Haloperidol, brand name Haldol (antipsychotic) is as effective as chlorpromazine and may be better tolerated.
Gabapentin is a newer antiepileptic drug which is also given to cancer patients to manage pain. Studies show it is effective in treating hiccups with no severe adverse effects noted.
Baclofen, brand name Lioresal (muscle relaxant) is now considered the drug of choice for treating hiccups. It can however cause dizziness and delirium, but this is more common in patients with kidney failure.
Methylphenidate (Ritalin) is sometimes given to patients to control hiccups, but it is more typically prescribed to those with ADHD, or attention-deficit hyperactivity disorder.
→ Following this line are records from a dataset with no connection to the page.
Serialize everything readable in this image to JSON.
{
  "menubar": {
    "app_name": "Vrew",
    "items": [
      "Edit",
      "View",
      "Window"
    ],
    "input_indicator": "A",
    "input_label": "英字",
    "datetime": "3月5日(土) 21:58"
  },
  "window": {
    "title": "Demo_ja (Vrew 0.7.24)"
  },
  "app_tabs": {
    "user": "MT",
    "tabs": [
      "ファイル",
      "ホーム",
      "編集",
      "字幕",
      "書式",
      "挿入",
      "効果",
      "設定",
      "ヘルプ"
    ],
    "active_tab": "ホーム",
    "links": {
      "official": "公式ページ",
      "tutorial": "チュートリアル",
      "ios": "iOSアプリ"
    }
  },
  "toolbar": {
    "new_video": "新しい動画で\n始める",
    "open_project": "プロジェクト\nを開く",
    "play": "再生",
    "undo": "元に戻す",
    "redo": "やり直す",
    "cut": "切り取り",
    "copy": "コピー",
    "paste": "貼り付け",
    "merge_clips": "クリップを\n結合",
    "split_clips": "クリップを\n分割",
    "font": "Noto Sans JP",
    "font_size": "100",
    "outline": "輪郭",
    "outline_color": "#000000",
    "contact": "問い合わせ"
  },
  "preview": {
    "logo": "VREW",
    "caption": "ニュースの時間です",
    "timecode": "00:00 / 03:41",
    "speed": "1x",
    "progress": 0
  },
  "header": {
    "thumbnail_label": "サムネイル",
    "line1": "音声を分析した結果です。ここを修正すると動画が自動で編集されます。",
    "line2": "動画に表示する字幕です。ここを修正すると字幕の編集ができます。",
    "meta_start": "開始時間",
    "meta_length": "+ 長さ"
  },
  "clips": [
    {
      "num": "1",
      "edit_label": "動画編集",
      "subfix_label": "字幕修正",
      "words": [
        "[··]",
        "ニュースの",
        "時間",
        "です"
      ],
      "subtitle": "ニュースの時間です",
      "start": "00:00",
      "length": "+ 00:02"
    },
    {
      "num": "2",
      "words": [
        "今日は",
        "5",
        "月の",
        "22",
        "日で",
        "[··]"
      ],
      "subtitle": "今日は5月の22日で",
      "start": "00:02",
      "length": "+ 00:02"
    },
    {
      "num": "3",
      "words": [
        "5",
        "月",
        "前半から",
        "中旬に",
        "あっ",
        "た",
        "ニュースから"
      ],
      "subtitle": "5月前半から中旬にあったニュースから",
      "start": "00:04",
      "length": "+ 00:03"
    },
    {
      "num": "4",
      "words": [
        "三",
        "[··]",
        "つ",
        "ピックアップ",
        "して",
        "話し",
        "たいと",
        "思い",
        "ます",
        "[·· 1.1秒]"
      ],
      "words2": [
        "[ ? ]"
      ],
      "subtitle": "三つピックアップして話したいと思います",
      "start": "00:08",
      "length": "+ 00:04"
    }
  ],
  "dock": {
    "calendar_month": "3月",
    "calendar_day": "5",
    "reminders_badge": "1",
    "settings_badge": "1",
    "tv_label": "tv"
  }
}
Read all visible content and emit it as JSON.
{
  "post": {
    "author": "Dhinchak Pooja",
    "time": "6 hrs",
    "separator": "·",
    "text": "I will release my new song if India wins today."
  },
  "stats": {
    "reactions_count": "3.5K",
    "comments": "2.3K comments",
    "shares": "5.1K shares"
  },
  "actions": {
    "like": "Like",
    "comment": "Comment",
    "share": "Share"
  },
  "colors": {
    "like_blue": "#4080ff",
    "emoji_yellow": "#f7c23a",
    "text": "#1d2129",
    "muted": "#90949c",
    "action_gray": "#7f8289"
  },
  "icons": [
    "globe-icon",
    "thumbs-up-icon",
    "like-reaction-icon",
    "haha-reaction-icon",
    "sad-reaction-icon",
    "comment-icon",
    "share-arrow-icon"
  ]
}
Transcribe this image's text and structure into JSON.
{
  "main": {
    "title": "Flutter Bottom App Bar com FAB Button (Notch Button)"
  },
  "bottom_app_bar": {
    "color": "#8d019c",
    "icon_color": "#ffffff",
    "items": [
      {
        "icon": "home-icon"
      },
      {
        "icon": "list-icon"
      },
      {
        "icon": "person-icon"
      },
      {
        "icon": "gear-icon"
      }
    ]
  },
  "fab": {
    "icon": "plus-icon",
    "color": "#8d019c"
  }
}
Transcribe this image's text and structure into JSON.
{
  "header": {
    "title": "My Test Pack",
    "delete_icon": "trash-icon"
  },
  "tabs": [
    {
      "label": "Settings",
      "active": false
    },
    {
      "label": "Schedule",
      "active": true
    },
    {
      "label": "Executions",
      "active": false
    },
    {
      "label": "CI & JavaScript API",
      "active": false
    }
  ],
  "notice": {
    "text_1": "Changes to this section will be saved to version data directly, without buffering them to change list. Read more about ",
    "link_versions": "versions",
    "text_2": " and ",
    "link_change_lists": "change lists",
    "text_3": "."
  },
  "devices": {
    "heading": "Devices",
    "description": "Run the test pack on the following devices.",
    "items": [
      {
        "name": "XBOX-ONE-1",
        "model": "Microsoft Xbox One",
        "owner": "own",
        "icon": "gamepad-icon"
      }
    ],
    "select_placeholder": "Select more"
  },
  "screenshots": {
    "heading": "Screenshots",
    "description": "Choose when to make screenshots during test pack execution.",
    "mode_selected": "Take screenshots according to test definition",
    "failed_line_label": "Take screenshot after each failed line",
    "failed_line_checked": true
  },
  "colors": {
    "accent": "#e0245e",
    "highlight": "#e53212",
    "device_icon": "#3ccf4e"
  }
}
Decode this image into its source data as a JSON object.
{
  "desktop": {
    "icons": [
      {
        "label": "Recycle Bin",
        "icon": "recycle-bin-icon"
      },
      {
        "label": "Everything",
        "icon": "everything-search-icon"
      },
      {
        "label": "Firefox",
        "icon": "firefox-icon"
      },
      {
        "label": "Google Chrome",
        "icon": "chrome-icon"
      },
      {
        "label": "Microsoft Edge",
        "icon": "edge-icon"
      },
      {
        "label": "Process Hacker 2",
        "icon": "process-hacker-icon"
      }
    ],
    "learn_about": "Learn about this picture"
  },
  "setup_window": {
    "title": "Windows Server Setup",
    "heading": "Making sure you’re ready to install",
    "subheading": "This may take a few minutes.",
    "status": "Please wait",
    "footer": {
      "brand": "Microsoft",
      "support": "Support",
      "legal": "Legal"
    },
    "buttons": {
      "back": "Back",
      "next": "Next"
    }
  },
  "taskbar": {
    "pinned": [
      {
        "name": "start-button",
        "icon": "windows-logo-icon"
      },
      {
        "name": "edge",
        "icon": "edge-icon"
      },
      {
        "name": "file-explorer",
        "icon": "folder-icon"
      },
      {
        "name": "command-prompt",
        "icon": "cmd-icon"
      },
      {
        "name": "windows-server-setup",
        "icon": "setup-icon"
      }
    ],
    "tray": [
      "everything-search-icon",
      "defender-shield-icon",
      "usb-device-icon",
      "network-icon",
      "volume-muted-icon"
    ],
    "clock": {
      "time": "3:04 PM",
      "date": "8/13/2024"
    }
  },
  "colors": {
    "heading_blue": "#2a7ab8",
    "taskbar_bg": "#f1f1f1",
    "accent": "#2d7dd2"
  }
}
Ritalin can be habit forming.

Surgery For Hiccups

If home remedies or medications do not work your doctor may recommend an injection of an anesthetic to ‘sedate’ your phrenic nerve and stop the hiccups. Another option to is surgically implant a battery operated device which delivers small electrical impulses to stimulate your vagus nerve. This is more commonly performed to treat epilepsy, but it can also treat persistent hiccups.

How to Prevent Hiccups

1. Eat slowly, eating quickly seems to promote hiccups. Chew deliberately and avoid drinking liquids at the same time.
2. Avoid spicy foods if you are prone to hiccups. Some spices irritate the lining of the windpipe and stomach.